Bashir se diz ativista pela paz, e busca mudança para a terra natal, mas reconhece que, até agora, “Israel deixou Gaza para aumentar a ocupação do lado de fora”. E os 1,8 milhão de palestinos na região vivem sob o que a ONU classifica como “condições socioeconômicas terríveis”.
— Israel é responsável pelo bloqueio e, claro, pela pobreza — afirma o especialista em Oriente Médio Sébastien Boussois, da Universidade Livre de Bruxelas, ressaltando a cooperação política do Egito no cerco.
‘Hamas é inimigo confortável’
De acordo com o último relatório sobre assistência aos palestinos, da Conferência das Nações Unidas sobre Comércio e Desenvolvimento (Unctad), o desemprego em Gaza chegou a 44% em 2014, o maior já registrado. A insegurança alimentar afeta 72% das famílias. “O bem-estar econômico é o pior em duas décadas”, afirma o documento. Após o último conflito com Israel, entre julho e agosto do ano passado, o número de refugiados dependente de distribuição de alimentos aumentou de 72 mil, em 2000, para 868 mil — quase metade da população.

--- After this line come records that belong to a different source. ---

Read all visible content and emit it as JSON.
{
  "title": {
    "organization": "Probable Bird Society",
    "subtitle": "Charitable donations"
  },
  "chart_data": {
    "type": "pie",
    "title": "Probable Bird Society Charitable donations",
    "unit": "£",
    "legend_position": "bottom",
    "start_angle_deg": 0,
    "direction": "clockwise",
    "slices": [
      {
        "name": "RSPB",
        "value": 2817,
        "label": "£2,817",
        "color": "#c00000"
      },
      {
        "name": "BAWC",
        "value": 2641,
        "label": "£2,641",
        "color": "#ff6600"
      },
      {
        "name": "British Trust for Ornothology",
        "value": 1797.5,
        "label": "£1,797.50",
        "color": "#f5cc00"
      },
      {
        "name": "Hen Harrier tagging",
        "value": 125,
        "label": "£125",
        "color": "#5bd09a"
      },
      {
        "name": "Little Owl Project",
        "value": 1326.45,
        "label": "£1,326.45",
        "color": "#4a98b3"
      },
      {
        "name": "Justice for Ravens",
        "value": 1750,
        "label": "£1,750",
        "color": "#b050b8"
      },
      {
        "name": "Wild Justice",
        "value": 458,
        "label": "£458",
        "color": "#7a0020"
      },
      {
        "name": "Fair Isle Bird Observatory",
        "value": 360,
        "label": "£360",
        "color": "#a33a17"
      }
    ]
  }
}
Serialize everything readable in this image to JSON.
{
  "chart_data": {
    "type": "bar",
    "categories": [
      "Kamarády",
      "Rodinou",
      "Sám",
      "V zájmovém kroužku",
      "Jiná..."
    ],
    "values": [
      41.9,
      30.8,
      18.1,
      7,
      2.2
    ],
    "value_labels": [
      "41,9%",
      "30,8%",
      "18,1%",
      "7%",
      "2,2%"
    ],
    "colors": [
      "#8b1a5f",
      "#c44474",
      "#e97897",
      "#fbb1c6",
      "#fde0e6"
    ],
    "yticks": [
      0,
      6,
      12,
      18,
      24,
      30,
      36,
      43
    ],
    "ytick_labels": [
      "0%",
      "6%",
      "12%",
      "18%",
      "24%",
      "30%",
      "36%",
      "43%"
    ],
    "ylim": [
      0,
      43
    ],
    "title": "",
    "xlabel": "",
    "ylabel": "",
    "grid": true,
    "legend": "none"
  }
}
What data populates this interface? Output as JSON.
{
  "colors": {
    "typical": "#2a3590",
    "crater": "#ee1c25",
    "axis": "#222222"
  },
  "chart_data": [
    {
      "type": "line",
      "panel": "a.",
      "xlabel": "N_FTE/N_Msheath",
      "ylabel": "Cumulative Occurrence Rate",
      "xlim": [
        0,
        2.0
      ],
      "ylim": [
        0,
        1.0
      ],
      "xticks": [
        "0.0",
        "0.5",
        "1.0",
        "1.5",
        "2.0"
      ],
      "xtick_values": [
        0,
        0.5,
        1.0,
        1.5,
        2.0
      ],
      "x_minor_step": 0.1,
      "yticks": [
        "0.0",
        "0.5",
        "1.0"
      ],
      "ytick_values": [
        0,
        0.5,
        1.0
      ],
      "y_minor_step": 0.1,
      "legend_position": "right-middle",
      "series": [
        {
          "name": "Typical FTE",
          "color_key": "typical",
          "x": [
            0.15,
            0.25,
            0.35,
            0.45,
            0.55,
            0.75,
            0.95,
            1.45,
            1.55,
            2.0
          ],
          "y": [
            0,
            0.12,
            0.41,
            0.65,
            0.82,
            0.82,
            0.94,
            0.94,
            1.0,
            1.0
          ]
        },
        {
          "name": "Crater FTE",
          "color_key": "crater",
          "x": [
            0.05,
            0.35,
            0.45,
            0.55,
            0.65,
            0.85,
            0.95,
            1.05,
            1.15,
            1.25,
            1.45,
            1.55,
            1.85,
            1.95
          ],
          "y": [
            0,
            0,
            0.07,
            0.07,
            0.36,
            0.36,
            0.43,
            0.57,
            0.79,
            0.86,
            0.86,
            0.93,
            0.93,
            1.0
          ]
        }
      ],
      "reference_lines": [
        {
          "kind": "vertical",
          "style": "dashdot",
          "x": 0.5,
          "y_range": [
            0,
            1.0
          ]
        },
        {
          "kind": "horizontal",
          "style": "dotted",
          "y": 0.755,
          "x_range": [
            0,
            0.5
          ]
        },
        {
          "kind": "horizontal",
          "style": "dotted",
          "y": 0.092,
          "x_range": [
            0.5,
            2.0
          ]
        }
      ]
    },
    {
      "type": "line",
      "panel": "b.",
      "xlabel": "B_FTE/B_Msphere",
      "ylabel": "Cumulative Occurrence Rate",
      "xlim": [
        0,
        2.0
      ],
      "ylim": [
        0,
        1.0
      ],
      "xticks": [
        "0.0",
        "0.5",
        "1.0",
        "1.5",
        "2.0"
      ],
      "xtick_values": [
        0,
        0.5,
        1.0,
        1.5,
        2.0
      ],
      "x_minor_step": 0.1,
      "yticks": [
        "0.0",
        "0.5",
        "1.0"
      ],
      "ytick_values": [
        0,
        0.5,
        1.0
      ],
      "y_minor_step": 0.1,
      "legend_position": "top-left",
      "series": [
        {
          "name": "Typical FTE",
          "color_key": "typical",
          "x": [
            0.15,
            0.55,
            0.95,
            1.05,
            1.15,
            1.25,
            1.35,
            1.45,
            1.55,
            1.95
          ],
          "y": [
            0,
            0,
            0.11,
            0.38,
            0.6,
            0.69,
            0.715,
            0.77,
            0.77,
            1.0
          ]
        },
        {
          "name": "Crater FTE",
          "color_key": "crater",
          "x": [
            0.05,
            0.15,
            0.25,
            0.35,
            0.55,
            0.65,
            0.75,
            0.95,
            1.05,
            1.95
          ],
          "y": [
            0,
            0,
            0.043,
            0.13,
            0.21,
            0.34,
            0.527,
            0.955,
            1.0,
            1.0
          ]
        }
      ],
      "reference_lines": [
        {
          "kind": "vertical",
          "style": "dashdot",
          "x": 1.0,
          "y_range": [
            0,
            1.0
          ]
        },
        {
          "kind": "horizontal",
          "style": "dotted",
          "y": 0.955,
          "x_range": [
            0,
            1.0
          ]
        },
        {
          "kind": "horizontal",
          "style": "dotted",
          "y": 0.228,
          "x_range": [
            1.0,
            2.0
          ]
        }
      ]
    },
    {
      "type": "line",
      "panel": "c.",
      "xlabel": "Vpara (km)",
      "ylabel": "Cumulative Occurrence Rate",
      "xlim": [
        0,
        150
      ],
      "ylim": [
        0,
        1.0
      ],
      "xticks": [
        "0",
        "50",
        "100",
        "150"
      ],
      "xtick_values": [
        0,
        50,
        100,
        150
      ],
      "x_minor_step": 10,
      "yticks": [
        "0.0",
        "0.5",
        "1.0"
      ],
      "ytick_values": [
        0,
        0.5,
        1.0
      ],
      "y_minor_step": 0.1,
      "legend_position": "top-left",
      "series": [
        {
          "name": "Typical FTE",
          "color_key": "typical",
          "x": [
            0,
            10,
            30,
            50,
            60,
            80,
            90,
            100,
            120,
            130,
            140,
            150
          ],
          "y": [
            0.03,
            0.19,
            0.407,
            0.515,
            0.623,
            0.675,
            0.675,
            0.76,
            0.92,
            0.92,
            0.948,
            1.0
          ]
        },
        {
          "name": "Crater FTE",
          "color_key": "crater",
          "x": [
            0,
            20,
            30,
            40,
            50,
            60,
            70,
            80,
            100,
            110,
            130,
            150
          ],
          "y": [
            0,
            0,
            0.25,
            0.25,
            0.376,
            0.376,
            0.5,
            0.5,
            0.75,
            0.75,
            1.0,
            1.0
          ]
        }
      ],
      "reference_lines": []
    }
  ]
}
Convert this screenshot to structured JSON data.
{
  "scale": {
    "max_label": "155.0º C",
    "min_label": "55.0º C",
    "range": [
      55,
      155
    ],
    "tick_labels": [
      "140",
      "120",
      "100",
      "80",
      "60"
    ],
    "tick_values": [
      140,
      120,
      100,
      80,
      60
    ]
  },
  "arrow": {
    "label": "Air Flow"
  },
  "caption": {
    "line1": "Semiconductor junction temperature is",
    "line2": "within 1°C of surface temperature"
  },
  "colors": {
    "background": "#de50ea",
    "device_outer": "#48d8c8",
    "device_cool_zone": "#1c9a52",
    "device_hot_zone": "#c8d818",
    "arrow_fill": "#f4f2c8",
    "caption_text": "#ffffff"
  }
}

— A última guerra foi devastadora para a população — enfatiza Aaron Miller, consultor das negociações árabe-israelenses do Departamento de Estado dos EUA durante vários governos.
Já o pesquisador Shmuel Even, especialista em Inteligência do Instituto para Estudos de Segurança Nacional, em Tel Aviv, responsabiliza o Hamas, partido político com braço armado que governa Gaza. Segundo ele, o “conflito do Hamas com Israel e a Autoridade Palestiniana, além da atividade terrorista, cria insegurança”.
— E sem estabilidade, não há equilíbrio social e econômico — afirma Even. — Urgente é um cessar-fogo de longo prazo entre Hamas e Israel, que permitiria reconstruir Gaza. O problema é o Hamas não reconhecer a existência de Israel.
Mas Boussois faz um contraponto, ao enxergar na estratégia do governo conservador de Israel, comandado pelo premier Benjamin Netanyahu, a ideia de que o “Hamas é um inimigo confortável, porque apenas lança alguns foguetes”. E alerta:
— Netanyahu sabe que é perigoso acabar com o Hamas. O que irá acontecer? O Estado Islâmico, que ronda a Península do Sinai, seria um inferno para eles.
Para Aaron Miller, não há solução a curto prazo. Segundo ele, “não há liderança nos EUA, em Israel, ou no lado palestino para mudar a situação”. Otimista, o palestino Bashir conta que a vida segue em Gaza, apesar da falta de itens como água e eletricidade. Segundo ele, “você vê as pessoas buscando a vida”. Já a Unctad descreve um panorama sombrio: o relatório conclui que, sem mudanças, “a Faixa de Gaza vai se tornar inabitável até 2020”.